Points are not transformed correctly when using BSplineTransform

Hi,

I am looking for a bit of advice (or information on where I am going wrong) with regard to applying transformation to an image and coordinating points from GeoJSON.

I have a composite transform consisting of 5 transformations in the following order: Euler2d > Euler2d > Euler2d > Affine > BSpline. The image is transformed using a resampler (we are resampling from 0.163um/px to 0.507um/px with the mentioned transformation set as the transform).
The points are transformed using the inverse transformation of the composite transform. I have tried using several approaches, but all of them resulted in the incorrect transformation of points.
Attempt 1:

  • Build CompositeTransform using the individual transforms in the reverse order, namely BSpline > Affine > Euler2d > Euler2d > Euler2D.
  • Inverse of linear methods are simply obtained by using the tx.GetInverse method
  • Inverse of BSpline are obtained by inverting a displacement field image

Attempt 2:

  • Build Transform using an inverted displacement field

Attempt 3:

  • Iterate through each transform and using the inverse transform use the TransnformPoint method.
  • Inverse of linear methods are simply obtained by using the tx.GetInverse method
  • Inverse of BSpline are obtained by inverting a displacement field image

I only see this issue occur when using a non-linear transformation.

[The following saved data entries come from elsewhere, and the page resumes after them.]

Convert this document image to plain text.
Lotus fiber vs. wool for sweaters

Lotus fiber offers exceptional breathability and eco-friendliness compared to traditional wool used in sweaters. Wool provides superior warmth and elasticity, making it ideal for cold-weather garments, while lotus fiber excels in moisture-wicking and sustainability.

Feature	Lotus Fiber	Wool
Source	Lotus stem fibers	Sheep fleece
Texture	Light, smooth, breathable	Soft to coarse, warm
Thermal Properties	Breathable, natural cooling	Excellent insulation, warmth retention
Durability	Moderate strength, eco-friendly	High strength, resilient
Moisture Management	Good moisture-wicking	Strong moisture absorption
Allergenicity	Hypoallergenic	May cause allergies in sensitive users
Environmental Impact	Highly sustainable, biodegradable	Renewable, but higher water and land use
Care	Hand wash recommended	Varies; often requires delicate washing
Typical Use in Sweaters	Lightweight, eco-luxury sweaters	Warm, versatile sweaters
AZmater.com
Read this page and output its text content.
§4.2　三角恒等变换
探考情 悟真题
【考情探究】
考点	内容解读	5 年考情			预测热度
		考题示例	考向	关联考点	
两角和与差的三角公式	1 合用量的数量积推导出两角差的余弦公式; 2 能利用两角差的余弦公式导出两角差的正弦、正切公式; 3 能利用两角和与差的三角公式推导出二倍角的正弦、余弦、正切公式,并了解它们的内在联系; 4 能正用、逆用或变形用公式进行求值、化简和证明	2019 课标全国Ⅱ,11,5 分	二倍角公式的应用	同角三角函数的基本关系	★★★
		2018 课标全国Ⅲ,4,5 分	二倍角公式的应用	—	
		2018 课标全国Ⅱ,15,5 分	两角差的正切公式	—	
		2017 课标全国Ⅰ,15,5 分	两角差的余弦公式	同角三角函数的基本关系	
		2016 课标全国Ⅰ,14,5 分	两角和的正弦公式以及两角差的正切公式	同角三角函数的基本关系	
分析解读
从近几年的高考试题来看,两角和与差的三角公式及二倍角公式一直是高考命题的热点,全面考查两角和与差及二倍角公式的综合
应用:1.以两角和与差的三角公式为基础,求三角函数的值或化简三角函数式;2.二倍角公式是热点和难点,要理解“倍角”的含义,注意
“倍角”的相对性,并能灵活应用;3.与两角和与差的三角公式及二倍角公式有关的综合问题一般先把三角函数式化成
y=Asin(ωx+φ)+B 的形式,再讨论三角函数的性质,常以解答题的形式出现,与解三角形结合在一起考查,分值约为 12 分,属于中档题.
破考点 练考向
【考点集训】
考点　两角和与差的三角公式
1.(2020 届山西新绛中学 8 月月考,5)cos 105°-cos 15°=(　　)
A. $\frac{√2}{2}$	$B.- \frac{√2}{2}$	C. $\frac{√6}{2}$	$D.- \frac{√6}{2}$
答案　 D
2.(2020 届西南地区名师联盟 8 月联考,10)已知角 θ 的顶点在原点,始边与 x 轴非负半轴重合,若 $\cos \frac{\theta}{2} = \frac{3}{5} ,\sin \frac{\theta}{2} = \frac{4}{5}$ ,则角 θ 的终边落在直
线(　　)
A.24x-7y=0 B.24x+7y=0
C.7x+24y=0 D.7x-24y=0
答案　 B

Here is an overlay of the points before the transformation is applied:


And here it is after:

Hello @lukasz-migas,

Not sure whether you are using ITK or SimpleITK, the solution is similar.

For the SimpleITK case, code for this operation is provided in the Transforms notebook section titled “Inverting Composite Transform”. The other sections and the notebook repository in general may be of interest too.

Hi @zivy - thanks for your reply

I am using SimpleITK in Python.

In attempt 1 I am using code that you posted in another question as I thought the problem was similar. This seems to be essentially the same approach as you linked above.

The method from you link produces points in exactly same position as my current implementation.

Hello @lukasz-migas,

Well, that is interesting.

If I understand the situation, you have a registration process that outputs the transformation T mapping points from the fixed to moving image. You then used that transformation to resample the moving image (blue) onto the fixed image grid to obtain a resampled_moving image (red). Finally, a set of points on the moving image is mapped to the fixed image coordinate system using T^{-1}?

As you said that the mapping works when all the transformation are global, then there is something likely going on with the bounded transformation. Have you checked that the inversion is close enough? It won’t be perfect as it is not a closed form operation and it will vary with the inversion algorithm. To evaluate the quality of the inversion operation, take a set of points in the moving image, ^mp, and compute the distance for each of them ||T(T^{-1}(^mp)) - ^mp||, this distance is spatially varying. If it is small then the inversion is working as expected. Definition of “small” is context specific, 1mm may be small or large depending on required accuracy. If inversion is not sufficiently accurate, possibly try a different inversion algorithm, there are several available.

If this isn’t the issue, then possibly an issue with how the physical points in the resampled image space are converted to indexes for drawing. This is less likely as the problem would arise with the global transformation too, but I’m not looking at the code so making a best guess effort.